It’s the middle of September. I’m back into the routine of school. Always school.
The last few weeks have been a blur. I teach in Altoona early on Tuesdays and Thursdays. So I’m up at about five to get my run in and be on campus in time for class. I’m out at the bus stop by 7:20 to stand with my son Solomon on Monday, Wednesday, and Friday. School, as it always seems to do in September, dictates my morning routine.
This iteration of school in September has been particularly busy. Solomon is off to kindergarten. My wife Katie took a trip to Minnesota for a wedding. I gave a guest lecture in a Critical Media class at Penn State about affirmational critique. I facilitated a faculty improv workshop with the other founders of Happy Valley Improv. Performed in a couple of improv shows. We even went to Pittsburgh to perform in an improv festival. I got another literacy education class at Penn State Altoona off the ground. I’m co-editing a journal, planning my fall conference travel, and participating in all sorts of academic research projects. Writing projects. These past few weeks have marked quite a transition from a lazy August. September, for me, has always signaled an adjustment. This year does feel different, though.
I’m growing more confident in my work as a scholar. Finding and facilitating intersections between improvisation and pedagogy continues to prove satisfying. Both in my practice as a performer or a teacher as well as in my writing. The research projects I’m working on seem significant. Recent work with colleagues has allowed me to see how so many of the philanthropic, for-profit forces in education are strategically anti-improvisational and anti-democratic. I’m beginning to understand how much of my frustration as a classroom teacher was born out of systematic attempts to script, dehumanize, and commoditize what happens in schools across the country and, frankly, the globe. Certainly, these instrumentalized trends in education worry me as an educator. But they worry me as a parent too. So much of what Solomon and Samson become will be dictated by schools. As a professor, I’m in a position to think more deeply about schooling and speak into discourses of teaching and learning on behalf of vitality through my creative and academic work. I’m thankful for that.
Teaching high school was a blast. And it was meaningful. But it was also a grind that offered little opportunity to reflect on or critique what the institution of school was asking of me. What it was compelling me to do in my classrooms. And certainly, as a student, I had little to no input on what was happening around me. If teachers and students don’t have mandate in schools, who does? Seeking out the answer to that question in recent work has left me more skeptical than ever. There are people and forces that benefit from imposing particular initiatives in school. And by benefit I mean profit. Teacher assessment, high-stakes testing, diversity programs – so many of these programs that define what counts as legitimate in school – are born out of selfish desires to turn a profit or affirm the status quo. For over a hundred years, scholars have been adamant that public school in a democracy needs to be protected from the vested interest of the powerful or elite. I worry that schools in this country and around the world haven’t come close to living up to that mission.

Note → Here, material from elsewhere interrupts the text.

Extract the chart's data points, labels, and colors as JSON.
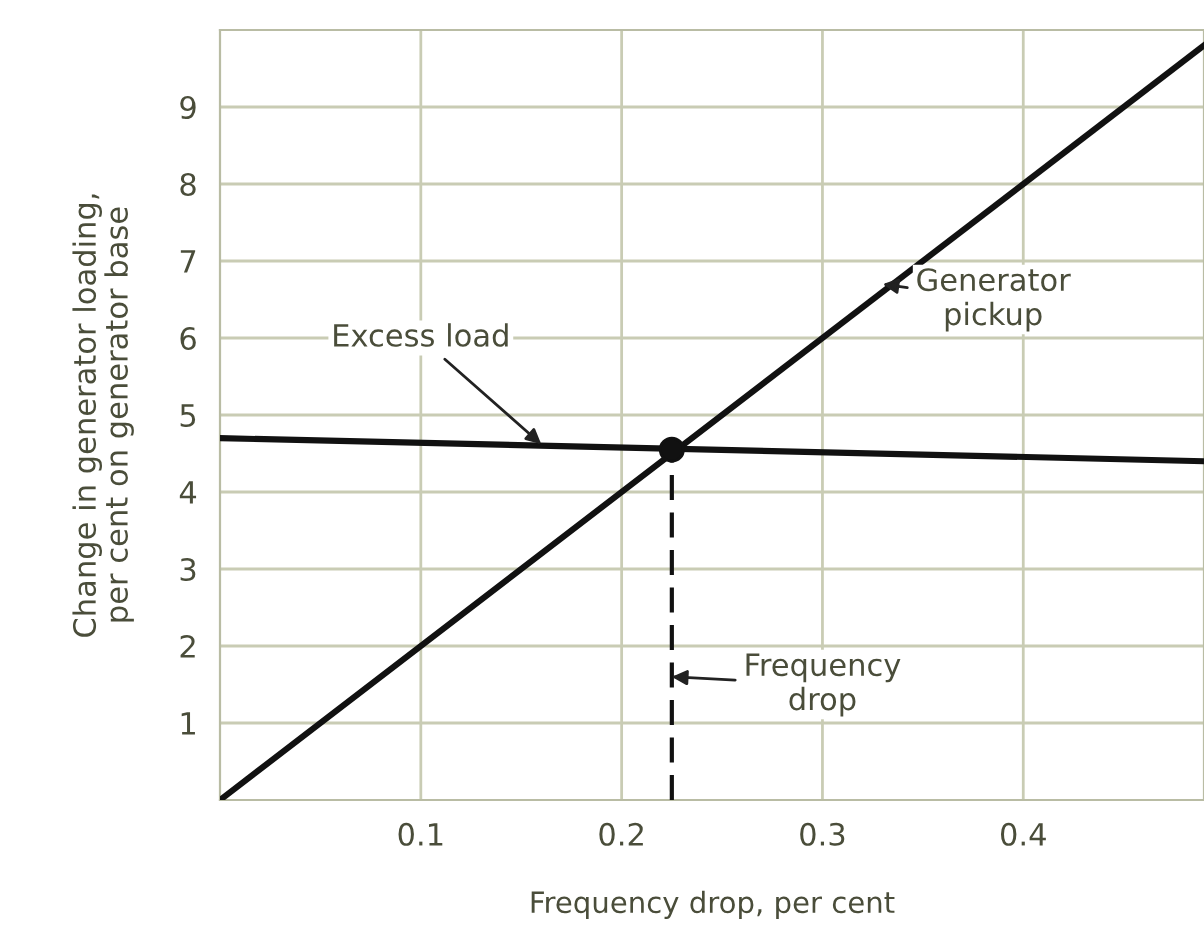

The ability to engage in a democratic exchange for the good of the group seems like a skill most people in the United States lack. And school doesn’t seem to help much. The obsession in schools with producing students who are college-ready or prepared to enter the job-place neglects what to me is a primary mission of schools in a democratic society – promoting the ability for an empowered group of people to meaningfully participate in their communities. Certainly, the powerful and privileged would resit this view of school. A citizenry able to connect with each other and dictate policy for the betterment of the group is bad for business. It is not good for the group for a small percent – infinitesimal, really – to hold all the wealth in a society, all the power. It’s bad for people. So the wealthy usually support initiatives, sometimes with the most genuine of intentions, that script, dehumanize, and commoditize school. Render the population harmless. This is happening globally. The rich and powerful are an increasingly small group.
So I’m a few weeks into more school. I’m about seventeen years into my career as an educator. And I have about twenty years as a student under my belt. That’s lots of school. But I keep at it. And it certainly isn’t for the paycheck. You should see my bank account. It’s not pretty. But the work I’m doing continues to feed me. It feels important, and I’m growing more courageous that the things I have to say have some value. I’m grateful to have the opportunity do such work. Albeit tired.
One thing about being in school remains very much the same. I love a lazy Sunday, sitting on my couch, watching the Minnesota Vikings in my underwear. Soak in that image, if you like. It’s a habit that was born in my childhood and remains with me now. Heavenly.